Security Considerations

 
 Like with most other biometric identification technology, a still not satisfactorily solved problem with iris recognition is the problem of "live tissue verification". The reliability of any biometric identification depends on ensuring that the signal acquired and compared has actually been recorded from a live body part of the person to be identified, and is not a manufactured template. Many commercially available iris recognition systems are easily fooled by presenting a high-quality photograph of a face instead of a real face, which makes such devices unsuitable for unsupervised applications, such as door access-control systems. The problem of live tissue verification is less of a concern in supervised applications (e.g., immigration control), where a human operator supervises the process of taking the picture.
Methods that have been suggested to provide some defence against the use of fake eyes and irises include:

* Changing ambient lighting during the identification (switching on a bright lamp), such that the pupillary reflex can be verified and the iris image be recorded at several different pupil diameters
* Analyzing the 2D spatial frequency spectrum of the iris image for the peaks caused by the printer dither patterns found on commercially available fake-iris contact lenses
* Analyzing the temporal frequency spectrum of the image for the peaks caused by computer displays
* Using spectral analysis instead of merely monochromatic cameras to distinguish iris tissue from other material
* Observing the characteristic natural movement of an eyeball (measuring nystagmus, tracking eye while text is read, etc.)
* Testing for retinal retroreflection (red-eye effect)
* Testing for reflections from the eye's four optical surfaces (front and back of both cornea and lens) to verify their presence, position and shape
* Using 3D imaging (e.g., stereo cameras) to verify the position and shape of the iris relative to other eye features

Current Applications

* United Arab Emirates Homeland Security Border Control has been operating an expellee tracking system in the United Arab Emirates (UAE) since 2001 when the UAE launched a national border-crossing security initiative.
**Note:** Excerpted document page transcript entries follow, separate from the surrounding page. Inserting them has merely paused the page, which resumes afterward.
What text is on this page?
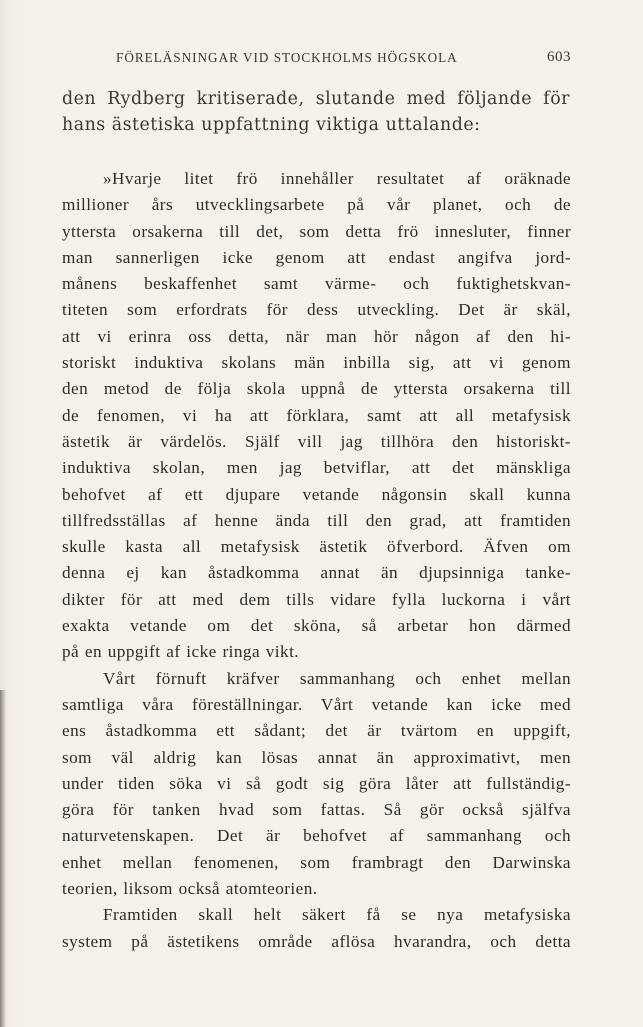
FÖRELÄSNINGAR VID STOCKHOLMS HÖGSKOLA	603
den Rydberg kritiserade, slutande med följande för
hans ästetiska uppfattning viktiga uttalande:
»Hvarje litet frö innehåller resultatet af oräknade
millioner års utvecklingsarbete på vår planet, och de
yttersta orsakerna till det, som detta frö innesluter, finner
man sannerligen icke genom att endast angifva jord-
månens beskaffenhet samt värme- och fuktighetskvan-
titeten som erfordrats för dess utveckling. Det är skäl,
att vi erinra oss detta, när man hör någon af den hi-
storiskt induktiva skolans män inbilla sig, att vi genom
den metod de följa skola uppnå de yttersta orsakerna till
de fenomen, vi ha att förklara, samt att all metafysisk
ästetik är värdelös. Själf vill jag tillhöra den historiskt-
induktiva skolan, men jag betviflar, att det mänskliga
behofvet af ett djupare vetande någonsin skall kunna
tillfredsställas af henne ända till den grad, att framtiden
skulle kasta all metafysisk ästetik öfverbord. Äfven om
denna ej kan åstadkomma annat än djupsinniga tanke-
dikter för att med dem tills vidare fylla luckorna i vårt
exakta vetande om det sköna, så arbetar hon därmed
på en uppgift af icke ringa vikt.
Vårt förnuft kräfver sammanhang och enhet mellan
samtliga våra föreställningar. Vårt vetande kan icke med
ens åstadkomma ett sådant; det är tvärtom en uppgift,
som väl aldrig kan lösas annat än approximativt, men
under tiden söka vi så godt sig göra låter att fullständig-
göra för tanken hvad som fattas. Så gör också själfva
naturvetenskapen. Det är behofvet af sammanhang och
enhet mellan fenomenen, som frambragt den Darwinska
teorien, liksom också atomteorien.
Framtiden skall helt säkert få se nya metafysiska
system på ästetikens område aflösa hvarandra, och detta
Today all of the UAE’s Land, Air and Sea ports of entry are equipped with systems.

* One of three biometric identification technologies internationally standardized by ICAO for use in future passports (the other two are fingerprint and face recognition)

* Pakistan Iris recognition technology has been implemented by BioID Technologies SA in Pakistan for UNHCR repatriation project to control aid distribution for Afghan refugees. Refugees are repatriated by UNHCR in cooperation with Government of Pakistan and they are paid for their travel. To make sure people do no get paid more than once their Iris is scanned and the system will detect the refugees on next attempt. By database size has more than 1.3 million Iris code templates and around 4000 registrations per day. The one-many iris comparison takes place within 1.5 second against 1.3 million iris codes.

* At Schiphol Airport, Netherlands, iris recognition has permitted passport free immigration since 2001

* UK's IRIS - Iris Recognition Immigration System

* Used to verify the recognition of the "Afghan Girl" (Sharbat Gula) by National Geographic photographer Steve McCurry.



* In a number of US and Canadian airports, as part of the NEXUS program that facilitates entry into the US and Canada for pre-approved, low-risk travellers.

* In several Canadian airports, as part of the CANPASS Air program that facilitates entry into Canada for pre-approved, low-risk air travellers.